Voltage controller (402), its input is connected to the output of adder, for obtaining the amplitude of rotor-side converter exciting voltage according to described terminal voltage deviation.

7. the system as described in claim 1 or 3, is characterized in that, field regulator comprises:

First adder (501), its first input end for receiving reactive power reference value, the second input for receiving reactive power, for obtaining reactive power deviation according to described reactive power reference value and reactive power;

Reactive controller (502), its input is connected to first adder output, for obtaining terminal voltage fiducial value according to reactive power deviation;

Second adder (503), its first input end is connected to the output of reactive controller, and the second input is used for receiving-end voltage amplitude, for obtaining voltage deviation according to terminal voltage fiducial value and terminal voltage amplitude; And

Voltage controller (504), its input is connected to second adder output, for obtaining the amplitude of rotor-side converter exciting voltage according to voltage deviation.

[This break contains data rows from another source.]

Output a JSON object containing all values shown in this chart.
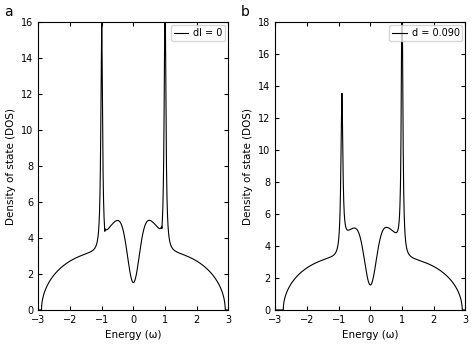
{
  "title_a": "a",
  "title_b": "b",
  "legend_a": "dl = 0",
  "legend_b": "d = 0.090",
  "xlabel": "Energy (ω)",
  "ylabel": "Density of state (DOS)",
  "xlim": [
    -3,
    3
  ],
  "ylim_a": [
    0,
    16
  ],
  "ylim_b": [
    0,
    18
  ],
  "yticks_a": [
    0,
    2,
    4,
    6,
    8,
    10,
    12,
    14,
    16
  ],
  "yticks_b": [
    0,
    2,
    4,
    6,
    8,
    10,
    12,
    14,
    16,
    18
  ],
  "xticks": [
    -3,
    -2,
    -1,
    0,
    1,
    2,
    3
  ],
  "line_color": "#000000",
  "bg_color": "#ffffff"
}
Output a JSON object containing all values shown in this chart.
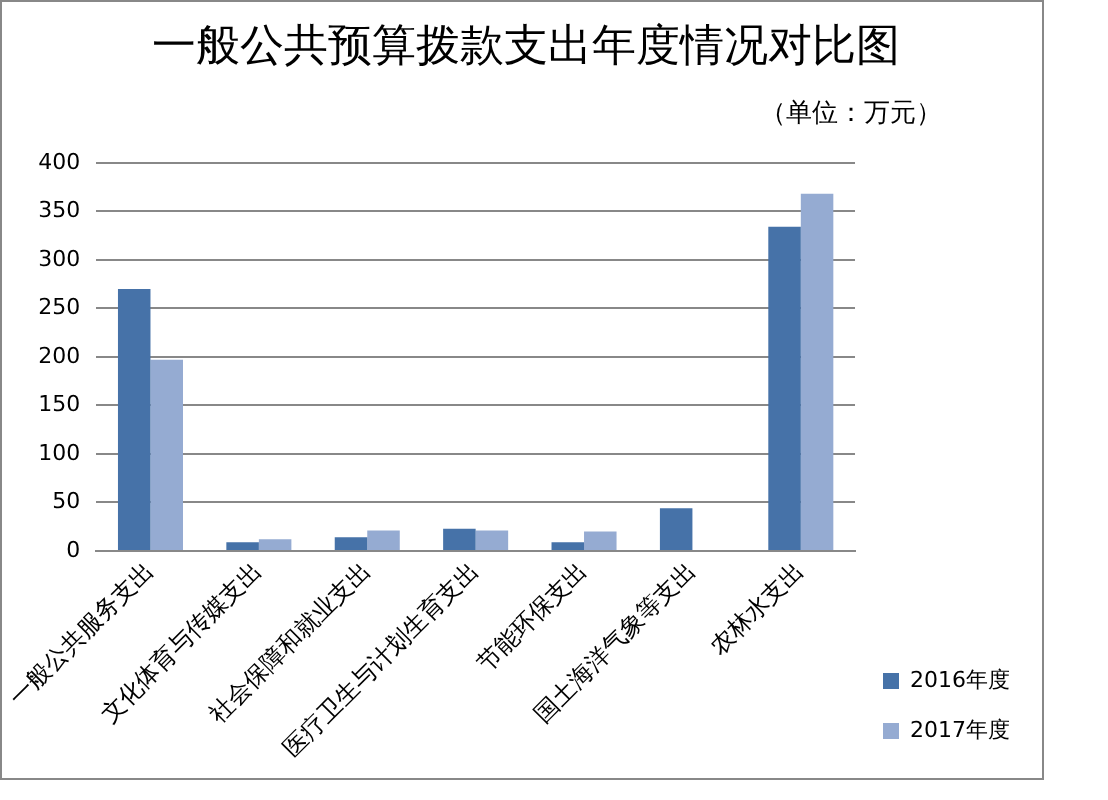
{
  "chart_data": {
    "type": "bar",
    "title": "一般公共预算拨款支出年度情况对比图",
    "annotations": [
      "（单位：万元）"
    ],
    "categories": [
      "一般公共服务支出",
      "文化体育与传媒支出",
      "社会保障和就业支出",
      "医疗卫生与计划生育支出",
      "节能环保支出",
      "国土海洋气象等支出",
      "农林水支出"
    ],
    "series": [
      {
        "name": "2016年度",
        "color": "#4672a8",
        "values": [
          270,
          9,
          14,
          23,
          9,
          44,
          334
        ]
      },
      {
        "name": "2017年度",
        "color": "#95abd2",
        "values": [
          197,
          12,
          21,
          21,
          20,
          0,
          368
        ]
      }
    ],
    "ylim": [
      0,
      400
    ],
    "yticks": [
      0,
      50,
      100,
      150,
      200,
      250,
      300,
      350,
      400
    ],
    "grid": "y",
    "legend": "right"
  }
}
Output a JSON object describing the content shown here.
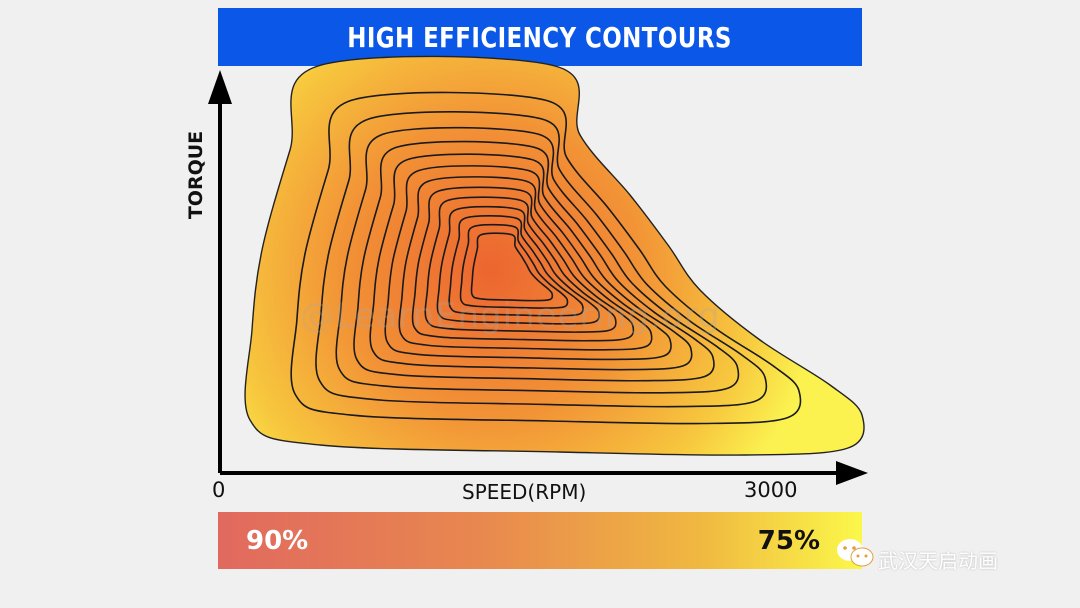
{
  "chart_data": {
    "type": "contour",
    "title": "HIGH EFFICIENCY CONTOURS",
    "xlabel": "SPEED(RPM)",
    "ylabel": "TORQUE",
    "x_ticks": [
      "0",
      "3000"
    ],
    "xlim": [
      0,
      3000
    ],
    "colorbar": {
      "max_label": "90%",
      "min_label": "75%",
      "max_color": "#e1695f",
      "min_color": "#fbf84a"
    },
    "contour_levels": 14,
    "peak_region": "center-left, mid torque"
  },
  "watermarks": {
    "overlay": "@LearnEngineering.org",
    "corner": "武汉天启动画"
  },
  "colors": {
    "banner": "#0a57e8",
    "background": "#f0f0f0",
    "axis": "#000000"
  }
}
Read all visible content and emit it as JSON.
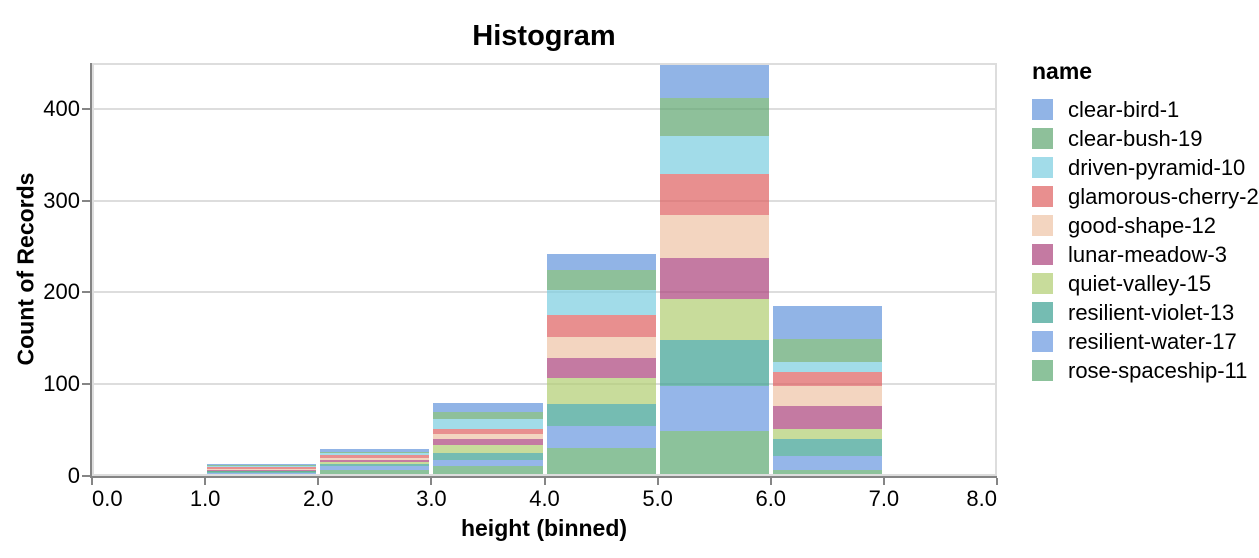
{
  "title": "Histogram",
  "axes": {
    "x": {
      "title": "height (binned)",
      "tick_labels": [
        "0.0",
        "1.0",
        "2.0",
        "3.0",
        "4.0",
        "5.0",
        "6.0",
        "7.0",
        "8.0"
      ],
      "tick_values": [
        0,
        1,
        2,
        3,
        4,
        5,
        6,
        7,
        8
      ],
      "domain": [
        0,
        8
      ]
    },
    "y": {
      "title": "Count of Records",
      "tick_labels": [
        "0",
        "100",
        "200",
        "300",
        "400"
      ],
      "tick_values": [
        0,
        100,
        200,
        300,
        400
      ],
      "domain": [
        0,
        450
      ]
    }
  },
  "legend": {
    "title": "name",
    "position": "right"
  },
  "style": {
    "background": "#ffffff",
    "grid_color": "#dddddd",
    "border_color": "#dddddd",
    "axis_color": "#858585",
    "text_color": "#000000"
  },
  "chart_data": {
    "type": "bar",
    "subtype": "stacked-histogram",
    "title": "Histogram",
    "xlabel": "height (binned)",
    "ylabel": "Count of Records",
    "xlim": [
      0,
      8
    ],
    "ylim": [
      0,
      450
    ],
    "grid": true,
    "legend_position": "right",
    "bin_edges": [
      0,
      1,
      2,
      3,
      4,
      5,
      6,
      7,
      8
    ],
    "bin_totals": [
      2,
      13,
      29,
      80,
      242,
      450,
      185,
      2
    ],
    "stack_order_top_to_bottom": true,
    "series": [
      {
        "name": "clear-bird-1",
        "color": "rgba(99,148,219,0.7)",
        "values": [
          0,
          1,
          3,
          10,
          17,
          38,
          36,
          0
        ]
      },
      {
        "name": "clear-bush-19",
        "color": "rgba(94,165,111,0.7)",
        "values": [
          0,
          1,
          1,
          8,
          22,
          42,
          25,
          0
        ]
      },
      {
        "name": "driven-pyramid-10",
        "color": "rgba(122,205,224,0.7)",
        "values": [
          0,
          1,
          2,
          11,
          27,
          41,
          11,
          0
        ]
      },
      {
        "name": "glamorous-cherry-2",
        "color": "rgba(222,96,95,0.7)",
        "values": [
          0,
          2,
          3,
          5,
          25,
          45,
          15,
          0
        ]
      },
      {
        "name": "good-shape-12",
        "color": "rgba(238,195,165,0.7)",
        "values": [
          0,
          1,
          2,
          6,
          22,
          46,
          22,
          0
        ]
      },
      {
        "name": "lunar-meadow-3",
        "color": "rgba(171,66,122,0.7)",
        "values": [
          0,
          1,
          3,
          6,
          22,
          45,
          25,
          1
        ]
      },
      {
        "name": "quiet-valley-15",
        "color": "rgba(176,205,112,0.7)",
        "values": [
          2,
          1,
          2,
          9,
          29,
          45,
          11,
          0
        ]
      },
      {
        "name": "resilient-violet-13",
        "color": "rgba(59,159,145,0.7)",
        "values": [
          0,
          2,
          2,
          8,
          24,
          50,
          18,
          0
        ]
      },
      {
        "name": "resilient-water-17",
        "color": "rgba(104,151,224,0.7)",
        "values": [
          0,
          1,
          4,
          6,
          24,
          49,
          15,
          1
        ]
      },
      {
        "name": "rose-spaceship-11",
        "color": "rgba(91,168,112,0.7)",
        "values": [
          0,
          2,
          7,
          11,
          30,
          49,
          7,
          0
        ]
      }
    ]
  }
}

8. the system as described in claim 1 or 3, is characterized in that, field regulator comprises:

First adder (601), its first input end is used for receiving-end voltage fiducial value, and the second input is used for receiving-end voltage amplitude, for obtaining voltage deviation according to described terminal voltage fiducial value and terminal voltage amplitude;

Voltage controller (602), its input is connected to the output of first adder, for obtaining reactive power reference value according to voltage deviation;

Second adder (603), its first input end is connected to voltage controller output, the second input for receiving reactive power, for obtaining reactive power deviation according to described reactive power reference value and reactive power; And

Reactive controller (604), its input is connected to the output of second adder, for obtaining the amplitude of rotor-side converter exciting voltage according to reactive power deviation.